Automating daily updates for dashboards

Most teams don’t want to refresh charts by hand every morning. Pulling Python forex historical data into a script keeps your dashboards updated without extra effort. This keeps your trends up to date, your alerts on point, and your decisions backed by real data.

Conclusion

Batch downloading Historical Forex Data makes your workflow faster and more consistent. You get clean, structured numbers right away. The numbers stay the same across different sources.

The CurrencyFreaks API delivers speed, wide coverage, and strong reliability. It also gives you historical forex data free. It’s easy to use and helps you understand how the market actually moves.

You can pull forex API historical data at scale. You can export results to Excel or any spreadsheet with ease. This improves model performance across dashboards and notebooks.

Now is the time to explore the platform. Fetch Historical Forex Data and start building smarter workflows. Sign up and use it in your projects today.

FAQs

Can I Download Historical FX Data For All Currencies At Once?

Yes, the Time Series endpoint lets you fetch multiple currencies at once. Just be sure your plan can handle the request.

What Date Range Is Available For Historical Data?

Most currencies go back to the 1980s. You can check the exact coverage through the Historical Data Limits endpoint.

How Do I Handle API Rate Limits During Batch Downloads?

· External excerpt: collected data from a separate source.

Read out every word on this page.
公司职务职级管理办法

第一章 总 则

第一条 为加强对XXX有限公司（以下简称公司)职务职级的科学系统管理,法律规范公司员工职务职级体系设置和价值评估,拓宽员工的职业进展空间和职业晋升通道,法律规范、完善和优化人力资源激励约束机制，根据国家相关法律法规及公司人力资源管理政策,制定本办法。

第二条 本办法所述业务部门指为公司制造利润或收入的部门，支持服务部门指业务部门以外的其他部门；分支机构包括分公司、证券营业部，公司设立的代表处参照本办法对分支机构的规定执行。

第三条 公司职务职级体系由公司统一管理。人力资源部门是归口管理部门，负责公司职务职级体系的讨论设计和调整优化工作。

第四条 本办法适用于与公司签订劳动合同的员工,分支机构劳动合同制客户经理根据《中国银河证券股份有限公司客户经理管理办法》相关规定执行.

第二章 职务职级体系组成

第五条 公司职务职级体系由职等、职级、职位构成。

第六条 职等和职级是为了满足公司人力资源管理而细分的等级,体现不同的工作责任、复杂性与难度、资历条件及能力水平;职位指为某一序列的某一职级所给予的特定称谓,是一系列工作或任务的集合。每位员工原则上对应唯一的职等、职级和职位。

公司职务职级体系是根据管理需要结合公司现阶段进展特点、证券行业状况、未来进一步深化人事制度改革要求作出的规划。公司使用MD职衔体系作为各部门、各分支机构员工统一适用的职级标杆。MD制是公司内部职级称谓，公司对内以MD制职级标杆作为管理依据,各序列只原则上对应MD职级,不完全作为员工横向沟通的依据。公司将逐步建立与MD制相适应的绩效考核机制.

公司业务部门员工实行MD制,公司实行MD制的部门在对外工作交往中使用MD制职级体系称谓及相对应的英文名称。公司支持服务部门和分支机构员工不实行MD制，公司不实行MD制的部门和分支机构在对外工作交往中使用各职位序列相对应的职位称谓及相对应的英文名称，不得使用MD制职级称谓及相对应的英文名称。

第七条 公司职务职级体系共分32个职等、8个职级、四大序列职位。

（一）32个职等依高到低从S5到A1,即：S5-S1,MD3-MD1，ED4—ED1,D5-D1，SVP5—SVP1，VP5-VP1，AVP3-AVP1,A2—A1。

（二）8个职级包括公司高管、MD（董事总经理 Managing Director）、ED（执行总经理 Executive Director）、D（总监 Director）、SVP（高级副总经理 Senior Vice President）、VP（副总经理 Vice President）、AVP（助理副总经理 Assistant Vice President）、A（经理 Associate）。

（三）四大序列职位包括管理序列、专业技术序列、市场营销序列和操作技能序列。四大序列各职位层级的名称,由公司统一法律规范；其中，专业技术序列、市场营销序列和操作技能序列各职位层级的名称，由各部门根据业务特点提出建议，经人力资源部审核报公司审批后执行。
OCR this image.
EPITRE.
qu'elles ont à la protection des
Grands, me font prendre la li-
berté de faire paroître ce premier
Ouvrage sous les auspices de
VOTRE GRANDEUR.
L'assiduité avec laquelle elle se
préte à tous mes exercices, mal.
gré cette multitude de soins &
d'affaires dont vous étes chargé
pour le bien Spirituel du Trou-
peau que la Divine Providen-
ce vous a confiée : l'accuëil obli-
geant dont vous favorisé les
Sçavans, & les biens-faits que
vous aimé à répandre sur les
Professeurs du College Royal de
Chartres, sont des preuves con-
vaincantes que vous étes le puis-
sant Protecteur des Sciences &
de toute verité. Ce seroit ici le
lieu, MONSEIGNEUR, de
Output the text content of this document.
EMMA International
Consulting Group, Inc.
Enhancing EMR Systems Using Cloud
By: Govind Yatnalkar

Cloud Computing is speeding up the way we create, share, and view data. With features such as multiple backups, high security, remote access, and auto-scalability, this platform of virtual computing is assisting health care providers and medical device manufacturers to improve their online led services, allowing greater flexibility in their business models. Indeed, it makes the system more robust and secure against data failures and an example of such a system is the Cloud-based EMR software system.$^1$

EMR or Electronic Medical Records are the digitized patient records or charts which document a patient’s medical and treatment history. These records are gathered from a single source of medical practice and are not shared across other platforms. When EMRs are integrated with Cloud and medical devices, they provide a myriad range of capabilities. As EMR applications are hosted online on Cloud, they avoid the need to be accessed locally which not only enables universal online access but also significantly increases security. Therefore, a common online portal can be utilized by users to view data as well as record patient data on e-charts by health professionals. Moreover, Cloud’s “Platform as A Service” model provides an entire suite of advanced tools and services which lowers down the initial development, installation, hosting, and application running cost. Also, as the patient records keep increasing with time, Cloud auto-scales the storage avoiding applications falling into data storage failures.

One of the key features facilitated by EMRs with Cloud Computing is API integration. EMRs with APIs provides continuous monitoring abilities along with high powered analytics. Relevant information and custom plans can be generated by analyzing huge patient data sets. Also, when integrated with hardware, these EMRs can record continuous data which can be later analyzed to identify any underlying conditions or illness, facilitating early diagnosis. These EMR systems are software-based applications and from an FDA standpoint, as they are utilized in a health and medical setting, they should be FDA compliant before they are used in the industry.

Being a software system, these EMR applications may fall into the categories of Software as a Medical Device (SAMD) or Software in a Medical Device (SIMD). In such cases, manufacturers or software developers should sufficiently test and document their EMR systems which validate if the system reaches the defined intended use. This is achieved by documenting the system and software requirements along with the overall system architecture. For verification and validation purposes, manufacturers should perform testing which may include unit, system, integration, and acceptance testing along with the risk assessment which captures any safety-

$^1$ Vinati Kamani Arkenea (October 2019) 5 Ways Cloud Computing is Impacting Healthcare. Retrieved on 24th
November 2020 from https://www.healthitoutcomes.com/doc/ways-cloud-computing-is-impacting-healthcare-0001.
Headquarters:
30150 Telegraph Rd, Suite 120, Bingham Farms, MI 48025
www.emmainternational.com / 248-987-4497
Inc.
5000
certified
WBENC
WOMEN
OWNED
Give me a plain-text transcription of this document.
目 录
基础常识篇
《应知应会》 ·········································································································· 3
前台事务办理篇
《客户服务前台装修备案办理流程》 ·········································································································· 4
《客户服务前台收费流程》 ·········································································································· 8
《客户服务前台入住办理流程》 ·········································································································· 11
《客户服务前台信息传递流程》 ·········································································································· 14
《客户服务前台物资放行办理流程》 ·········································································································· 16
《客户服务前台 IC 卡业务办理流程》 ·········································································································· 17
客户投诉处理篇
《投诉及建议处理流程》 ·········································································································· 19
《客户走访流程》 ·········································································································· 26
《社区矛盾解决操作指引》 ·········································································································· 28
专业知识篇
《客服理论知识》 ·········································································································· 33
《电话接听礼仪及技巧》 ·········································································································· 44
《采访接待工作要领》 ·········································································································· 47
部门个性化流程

Use retries, slow your requests, or split big ranges into smaller parts. These steps help avoid hitting limits. Paid plans give you more space.

Can I Use A Custom Base Currency For Historical Rates?

Yes, paid plans let you switch the base currency with the base parameter.

What Formats Can I Receive The Data In?

You can get JSON by default or XML using the format=xml parameter.

How Do I Convert Historical FX Rates For Specific Amounts?

Use the conversion endpoint and fill in from, to, amount, and date. It will calculate the rate for you.

Is There A Way To Get Localized Currency Rates Automatically?

Yes, you can. The IP to Currency Conversion endpoint reads the visitor’s IP and returns their local currency. It comes with the Growth plan and higher.

Start working with clean historical forex data today using CurrencyFreaks. Pull reliable data and build smarter models with less effort.